So after 4 years of being in China, worldly speaking, I have nothing and am starting to feel, more than ever, that when you get ready to pick up your life and sacrifice for the call, you are not only sacrificing one time on the front end, but two times when you have to sacrifice your China life. And when you come back to the American life you put on hold, you realize that it did not wait for you, and now you are so perpetually behind your peers on so many levels (although living in China might have taught you a thing or two about plumbing). And although there is some excitement, as though you are getting a fresh start after graduating, the world seems less forgiving because you are older now and haven’t been networking with people or furthering your career these past 4 years.
Sacrifice, not only when you are feeling excited and super spiritual but sacrifice, when you come home feeling regretful about not doing all you could have and feeling like a traitor leaving some of your closest friends behind. At least you can rest in the safety of your home culture, right? Shouldn’t re-entry be a bit like riding a bicycle; once you figure it out, you never forget. And yet the bicycle of culture feels awkward and its alignment is off; it keeps veering to the right, but you know you need to steer it to the left, and before you know it, the road has forked and you weren’t able to take the left road, so now you are stuck on the wrong road with a piece of crap bicycle. In frustration, you fall down a lot and say weird things and take your shoes off when you don’t have to and tell people they have acne and lament that kids you taught in swimming lessons are now getting married and having babies before you. And that's also the sting of sacrifice that you didn't consider.

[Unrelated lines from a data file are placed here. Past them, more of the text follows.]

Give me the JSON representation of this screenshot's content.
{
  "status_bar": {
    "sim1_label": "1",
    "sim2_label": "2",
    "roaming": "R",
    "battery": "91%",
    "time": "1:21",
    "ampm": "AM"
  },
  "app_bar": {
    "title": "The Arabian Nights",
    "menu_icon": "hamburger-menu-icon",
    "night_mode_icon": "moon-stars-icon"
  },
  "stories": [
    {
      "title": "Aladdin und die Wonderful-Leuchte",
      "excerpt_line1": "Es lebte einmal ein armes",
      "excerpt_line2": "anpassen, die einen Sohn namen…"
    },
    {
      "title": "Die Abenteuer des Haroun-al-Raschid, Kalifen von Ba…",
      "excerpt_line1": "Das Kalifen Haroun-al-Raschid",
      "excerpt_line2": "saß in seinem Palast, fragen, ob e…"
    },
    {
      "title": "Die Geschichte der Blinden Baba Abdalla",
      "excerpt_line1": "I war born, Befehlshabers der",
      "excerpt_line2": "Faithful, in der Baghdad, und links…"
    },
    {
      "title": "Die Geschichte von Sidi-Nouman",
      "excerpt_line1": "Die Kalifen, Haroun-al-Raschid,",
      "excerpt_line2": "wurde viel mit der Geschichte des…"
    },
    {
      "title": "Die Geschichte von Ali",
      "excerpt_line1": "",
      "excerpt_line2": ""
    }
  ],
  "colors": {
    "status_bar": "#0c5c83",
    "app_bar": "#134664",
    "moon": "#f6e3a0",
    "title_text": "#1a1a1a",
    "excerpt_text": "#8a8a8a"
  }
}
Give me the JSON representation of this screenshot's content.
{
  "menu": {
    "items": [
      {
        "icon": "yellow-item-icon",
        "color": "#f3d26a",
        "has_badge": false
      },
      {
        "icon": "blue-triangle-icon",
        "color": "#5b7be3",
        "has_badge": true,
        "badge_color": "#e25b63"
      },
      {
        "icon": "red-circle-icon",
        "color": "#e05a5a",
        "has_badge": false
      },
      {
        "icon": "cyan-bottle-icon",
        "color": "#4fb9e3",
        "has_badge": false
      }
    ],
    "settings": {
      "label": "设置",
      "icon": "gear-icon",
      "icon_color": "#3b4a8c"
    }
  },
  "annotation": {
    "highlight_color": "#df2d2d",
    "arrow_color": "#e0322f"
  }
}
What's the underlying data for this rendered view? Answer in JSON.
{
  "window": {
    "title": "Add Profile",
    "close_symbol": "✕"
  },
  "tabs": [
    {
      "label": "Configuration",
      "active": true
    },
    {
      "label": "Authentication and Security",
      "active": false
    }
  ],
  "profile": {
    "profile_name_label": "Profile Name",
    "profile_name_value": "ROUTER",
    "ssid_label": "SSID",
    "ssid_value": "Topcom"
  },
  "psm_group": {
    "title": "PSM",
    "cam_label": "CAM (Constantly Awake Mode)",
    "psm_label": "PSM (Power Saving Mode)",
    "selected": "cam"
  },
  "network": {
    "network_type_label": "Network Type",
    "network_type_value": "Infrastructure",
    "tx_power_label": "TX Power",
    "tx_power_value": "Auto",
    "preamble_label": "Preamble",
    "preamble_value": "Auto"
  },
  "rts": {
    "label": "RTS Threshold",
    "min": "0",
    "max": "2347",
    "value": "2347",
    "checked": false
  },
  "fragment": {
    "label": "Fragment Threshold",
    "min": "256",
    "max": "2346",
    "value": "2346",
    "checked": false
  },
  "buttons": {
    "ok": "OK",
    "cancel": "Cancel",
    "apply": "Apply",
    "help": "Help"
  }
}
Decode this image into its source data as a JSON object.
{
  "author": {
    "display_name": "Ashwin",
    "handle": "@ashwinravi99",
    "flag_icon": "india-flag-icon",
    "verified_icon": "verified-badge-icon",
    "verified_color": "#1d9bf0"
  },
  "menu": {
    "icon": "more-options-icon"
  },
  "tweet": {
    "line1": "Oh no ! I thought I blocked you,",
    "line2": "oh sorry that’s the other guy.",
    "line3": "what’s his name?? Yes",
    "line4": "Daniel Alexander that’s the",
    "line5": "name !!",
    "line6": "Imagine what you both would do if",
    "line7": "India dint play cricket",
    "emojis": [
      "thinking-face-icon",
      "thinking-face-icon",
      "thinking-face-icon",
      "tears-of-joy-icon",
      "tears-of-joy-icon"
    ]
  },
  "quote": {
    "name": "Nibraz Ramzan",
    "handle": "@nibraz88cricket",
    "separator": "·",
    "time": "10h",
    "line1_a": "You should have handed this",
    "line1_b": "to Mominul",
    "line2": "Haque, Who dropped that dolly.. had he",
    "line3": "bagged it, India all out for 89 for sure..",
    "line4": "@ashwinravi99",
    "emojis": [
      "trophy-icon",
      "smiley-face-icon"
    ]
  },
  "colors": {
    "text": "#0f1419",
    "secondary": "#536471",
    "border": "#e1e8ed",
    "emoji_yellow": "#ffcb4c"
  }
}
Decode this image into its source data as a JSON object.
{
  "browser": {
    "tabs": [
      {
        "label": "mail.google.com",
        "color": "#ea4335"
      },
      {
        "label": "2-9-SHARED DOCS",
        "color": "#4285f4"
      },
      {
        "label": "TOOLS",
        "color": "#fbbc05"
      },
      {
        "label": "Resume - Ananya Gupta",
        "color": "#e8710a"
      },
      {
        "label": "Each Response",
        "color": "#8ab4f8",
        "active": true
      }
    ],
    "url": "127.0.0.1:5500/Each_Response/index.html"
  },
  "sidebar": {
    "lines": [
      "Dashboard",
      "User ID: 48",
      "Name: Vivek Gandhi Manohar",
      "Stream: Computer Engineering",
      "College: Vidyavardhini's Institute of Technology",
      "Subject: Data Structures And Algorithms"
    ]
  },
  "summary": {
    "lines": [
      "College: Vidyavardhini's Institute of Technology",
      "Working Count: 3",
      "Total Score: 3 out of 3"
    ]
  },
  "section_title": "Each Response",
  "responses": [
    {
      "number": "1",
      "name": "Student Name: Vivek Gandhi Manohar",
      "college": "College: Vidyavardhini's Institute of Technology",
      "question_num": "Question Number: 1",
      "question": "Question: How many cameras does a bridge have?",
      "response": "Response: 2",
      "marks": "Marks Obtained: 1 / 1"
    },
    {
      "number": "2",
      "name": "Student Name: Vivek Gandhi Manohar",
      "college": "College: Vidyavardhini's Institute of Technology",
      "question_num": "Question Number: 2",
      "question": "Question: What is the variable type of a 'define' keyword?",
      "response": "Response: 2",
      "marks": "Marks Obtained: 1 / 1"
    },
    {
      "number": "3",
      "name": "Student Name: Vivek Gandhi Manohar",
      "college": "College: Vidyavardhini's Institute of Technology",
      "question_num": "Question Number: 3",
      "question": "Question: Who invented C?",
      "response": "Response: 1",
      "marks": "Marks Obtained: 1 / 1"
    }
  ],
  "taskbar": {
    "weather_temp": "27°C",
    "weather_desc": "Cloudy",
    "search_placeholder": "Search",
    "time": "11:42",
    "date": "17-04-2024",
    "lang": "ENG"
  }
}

Maybe when I left China, I was hoping my initial sacrifice would be rewarded as fast as my need is to start on cobra insurance. I have been secretly praying that God would give me a pat on the back in the form of an awesome, cross-cultural, teaching job to thank me for the sacrifice. Or maybe I expected a job along the lines of using my imperfect Chinese skills to “help people." And now that those rewards seem out of reach, I’m still expecting just a small thank you from God in the form of a date with one (or two) handsome men just for a little self-esteem booster and encouragement. Ah, but let my dreams be big, my rewards less immediately tangible, and my bicycle ...problematic.